DAY SEVEN: DIOCESE OF SC v. THE EPISCOPAL CHURCH
TEC Witness Admits Diocesan Constitution, Canons Trump Those of the National Church

ST. GEORGE, SC, JULY 16, 2014 –An expert witness for The Episcopal Church (TEC) undermined claims by the denomination that its rules supersede those of local dioceses in the Diocese of SC, during day-long testimony in the trial to protect local diocesan and church property from seizure by TEC and its local subsidiary, The Episcopal Church in South Carolina (TECSC).

Martin McWilliams, a law professor at the University of South Carolina, was called by TEC and TECSC to testify as an expert witness.
McWilliams spent considerable time explaining his credentials as a corporate governance expert and said that because the Episcopal Diocese of South Carolina incorporated the constitutions and canons of the national church in its own corporate charter, it is governed by those constitutions and canons. [Ed. Note: I am unaware of any language in the Diocese of South Carolina's Constitution and Canons that ever purported to incorporate the national Constitution and Canons, as opposed to merely acceding(agreeing) to them. Perhaps that is all the witness intended to say: by acceding to the national Constitution and Canons, the Diocese agreed to go along with, and be subject to, them. But accession, as I noted earlier, involves consent, and consent is at the will of the one consenting: it may be withdrawn at any time, unless the consent is expressly stated to be "perpetual", "forever binding", or words to that effect. (The Articles of Confederation, for example, described the Union so formed as "perpetual" -- and that was one of the reasons why the Supreme Court held, following the Civil War, that States could not unilaterally withdraw from the United States.) Here, the accession by South Carolina was never made "binding", "perpetual", or anything similar -- it was simply an accession for as long as the Diocese should continue to consent to what ECUSA did.]

However, on cross examination by the diocese’s attorneys, Alan Runyan and Henrietta Golding, he acknowledged that the diocese – while it may incorporate the national rules – is, in fact, governed by its own documents.

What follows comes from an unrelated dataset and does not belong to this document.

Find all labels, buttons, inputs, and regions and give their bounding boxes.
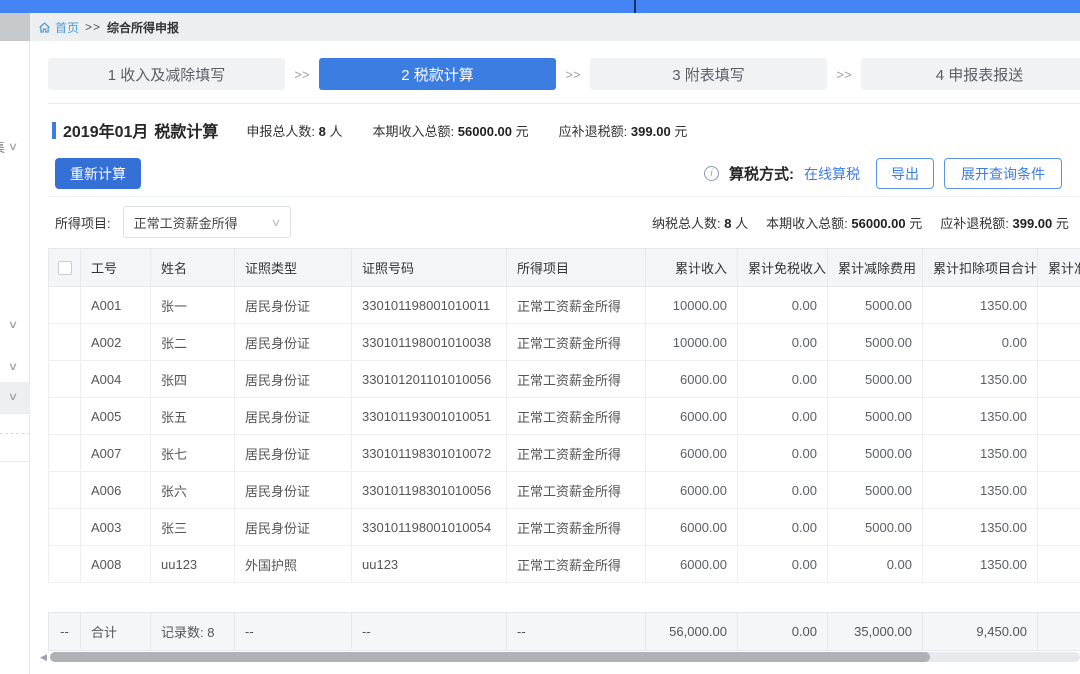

He further acknowledged there is no rule in either the national canons and constitutions, nor in the diocese’s own constitutions and canons that prohibits the diocese from amending its corporate documents. [My emphasis -- Ed.]

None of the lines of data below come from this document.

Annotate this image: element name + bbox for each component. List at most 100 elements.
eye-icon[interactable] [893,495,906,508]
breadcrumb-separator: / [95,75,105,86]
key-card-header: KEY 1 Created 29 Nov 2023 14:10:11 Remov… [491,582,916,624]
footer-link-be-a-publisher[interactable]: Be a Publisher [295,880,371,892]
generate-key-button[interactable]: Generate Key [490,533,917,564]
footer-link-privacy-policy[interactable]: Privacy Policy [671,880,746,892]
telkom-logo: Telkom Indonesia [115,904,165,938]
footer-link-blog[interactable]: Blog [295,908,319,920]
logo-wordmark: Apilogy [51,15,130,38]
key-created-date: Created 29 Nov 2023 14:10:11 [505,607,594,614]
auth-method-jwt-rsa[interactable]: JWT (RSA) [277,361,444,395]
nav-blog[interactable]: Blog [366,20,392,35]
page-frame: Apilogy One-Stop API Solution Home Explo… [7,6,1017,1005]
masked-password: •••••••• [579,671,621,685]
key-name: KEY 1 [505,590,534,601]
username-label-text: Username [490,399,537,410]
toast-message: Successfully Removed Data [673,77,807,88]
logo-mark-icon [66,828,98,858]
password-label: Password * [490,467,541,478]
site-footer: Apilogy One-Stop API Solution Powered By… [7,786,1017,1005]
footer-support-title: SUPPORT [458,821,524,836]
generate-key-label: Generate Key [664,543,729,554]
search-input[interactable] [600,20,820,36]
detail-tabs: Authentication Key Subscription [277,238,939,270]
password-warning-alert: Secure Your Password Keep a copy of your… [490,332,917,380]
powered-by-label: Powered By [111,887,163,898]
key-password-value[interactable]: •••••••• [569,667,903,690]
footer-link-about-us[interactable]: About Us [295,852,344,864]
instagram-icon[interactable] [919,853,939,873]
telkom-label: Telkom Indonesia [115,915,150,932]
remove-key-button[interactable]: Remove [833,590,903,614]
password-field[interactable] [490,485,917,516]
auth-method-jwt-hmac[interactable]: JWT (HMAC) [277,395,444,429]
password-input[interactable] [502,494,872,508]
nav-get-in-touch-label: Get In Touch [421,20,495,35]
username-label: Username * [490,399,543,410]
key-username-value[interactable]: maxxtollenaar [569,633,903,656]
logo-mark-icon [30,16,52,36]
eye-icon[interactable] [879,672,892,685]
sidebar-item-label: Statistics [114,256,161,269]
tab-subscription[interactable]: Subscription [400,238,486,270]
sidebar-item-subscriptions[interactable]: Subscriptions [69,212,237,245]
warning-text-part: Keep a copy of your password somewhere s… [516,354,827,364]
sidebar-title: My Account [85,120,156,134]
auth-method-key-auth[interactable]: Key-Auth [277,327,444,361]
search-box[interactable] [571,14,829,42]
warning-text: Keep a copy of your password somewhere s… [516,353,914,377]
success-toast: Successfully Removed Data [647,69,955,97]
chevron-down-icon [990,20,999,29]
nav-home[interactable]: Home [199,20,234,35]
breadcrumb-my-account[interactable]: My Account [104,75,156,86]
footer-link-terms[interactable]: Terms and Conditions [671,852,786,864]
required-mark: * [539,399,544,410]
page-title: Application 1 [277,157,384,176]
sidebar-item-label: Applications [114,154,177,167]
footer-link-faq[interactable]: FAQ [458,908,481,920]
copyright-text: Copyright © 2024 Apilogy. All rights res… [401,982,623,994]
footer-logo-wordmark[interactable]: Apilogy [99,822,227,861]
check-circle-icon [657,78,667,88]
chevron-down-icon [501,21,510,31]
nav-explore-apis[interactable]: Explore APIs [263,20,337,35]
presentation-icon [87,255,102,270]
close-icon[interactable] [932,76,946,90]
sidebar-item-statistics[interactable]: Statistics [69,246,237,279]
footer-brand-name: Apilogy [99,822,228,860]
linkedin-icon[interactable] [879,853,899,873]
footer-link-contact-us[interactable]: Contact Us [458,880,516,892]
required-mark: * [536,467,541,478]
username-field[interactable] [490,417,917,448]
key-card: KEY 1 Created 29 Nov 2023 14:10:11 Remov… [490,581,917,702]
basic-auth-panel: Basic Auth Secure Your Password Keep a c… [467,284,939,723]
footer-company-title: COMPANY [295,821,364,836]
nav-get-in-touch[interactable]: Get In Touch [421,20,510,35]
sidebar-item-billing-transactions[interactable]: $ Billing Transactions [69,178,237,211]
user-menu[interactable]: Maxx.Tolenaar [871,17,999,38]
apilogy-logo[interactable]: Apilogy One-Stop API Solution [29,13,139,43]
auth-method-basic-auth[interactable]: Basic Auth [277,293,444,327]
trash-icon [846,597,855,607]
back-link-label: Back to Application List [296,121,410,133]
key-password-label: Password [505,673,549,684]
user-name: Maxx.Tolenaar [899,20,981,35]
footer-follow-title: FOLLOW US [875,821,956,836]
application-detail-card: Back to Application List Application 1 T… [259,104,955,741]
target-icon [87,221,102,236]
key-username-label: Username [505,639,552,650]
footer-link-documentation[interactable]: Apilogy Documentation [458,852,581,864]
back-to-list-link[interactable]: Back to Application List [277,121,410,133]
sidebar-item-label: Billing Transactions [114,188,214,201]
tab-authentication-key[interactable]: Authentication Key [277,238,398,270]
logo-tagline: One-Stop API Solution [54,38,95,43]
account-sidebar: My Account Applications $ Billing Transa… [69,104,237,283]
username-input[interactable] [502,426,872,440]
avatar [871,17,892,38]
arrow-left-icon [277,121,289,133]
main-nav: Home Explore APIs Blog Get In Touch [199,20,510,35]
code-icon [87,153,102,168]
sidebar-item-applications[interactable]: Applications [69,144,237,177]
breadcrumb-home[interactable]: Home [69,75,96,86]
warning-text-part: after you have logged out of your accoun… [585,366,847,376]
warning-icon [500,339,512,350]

He also said that the diocese was within its legal rights to amend its articles of incorporation. [Ed. Note: Well, that pretty much concedes the whole case. Under the ruling in the All Saints Waccamaw case?, which is binding on Judge Goodstein, if the Diocese followed its own Constitution and procedures in amending its documents so as to make it no longer capable of being part of ECUSA, then the national Church has nothing to say about those amendments: it reserved in its own Constitution no power to restrict the ability of a diocese to amend its governing documents, and had no language requiring a "perpetual" union.]
McWilliams was the only witness called.
And no wonder -- his testimony on cross-examination must have thrown the ECUSA attorneys into consternation. (There is no mention of any attempt to rehabilitate the witness by a re-direct examination.) The shock and surprise may also be seen by the fact that as of the time I am posting this (which is around 2:30 a.m. Eastern Daylight Time on July 17), no account of the day's proceedings has yet appeared on the ECSC website.

Does this mean that ECUSA's own million-dollar house expert, Prof. Robert Mullin, will be called in to try to rescue the case? He does not have the legal qualifications that Prof. McWilliams has -- but that does not deter him from offering his opinion that dioceses are bound permanently to the national Church, and may not leave on their own. However, he offers that view as an historian of the Church, and readily concedes that there is no language in the Constitution or Canons which says that a diocese may not withdraw once it has joined. It is all a matter of "interpretation", you see.

Nevertheless, any such opinion, even if Dr. Mullin is flown in to offer it, cannot stand beside that of a corporate law expert like Prof. McWilliams. The latter's is based on a neutral analysis of all of the governing documents -- exactly as the South Carolina courts are required to analyze them under the holding in All Saints Waccamaw.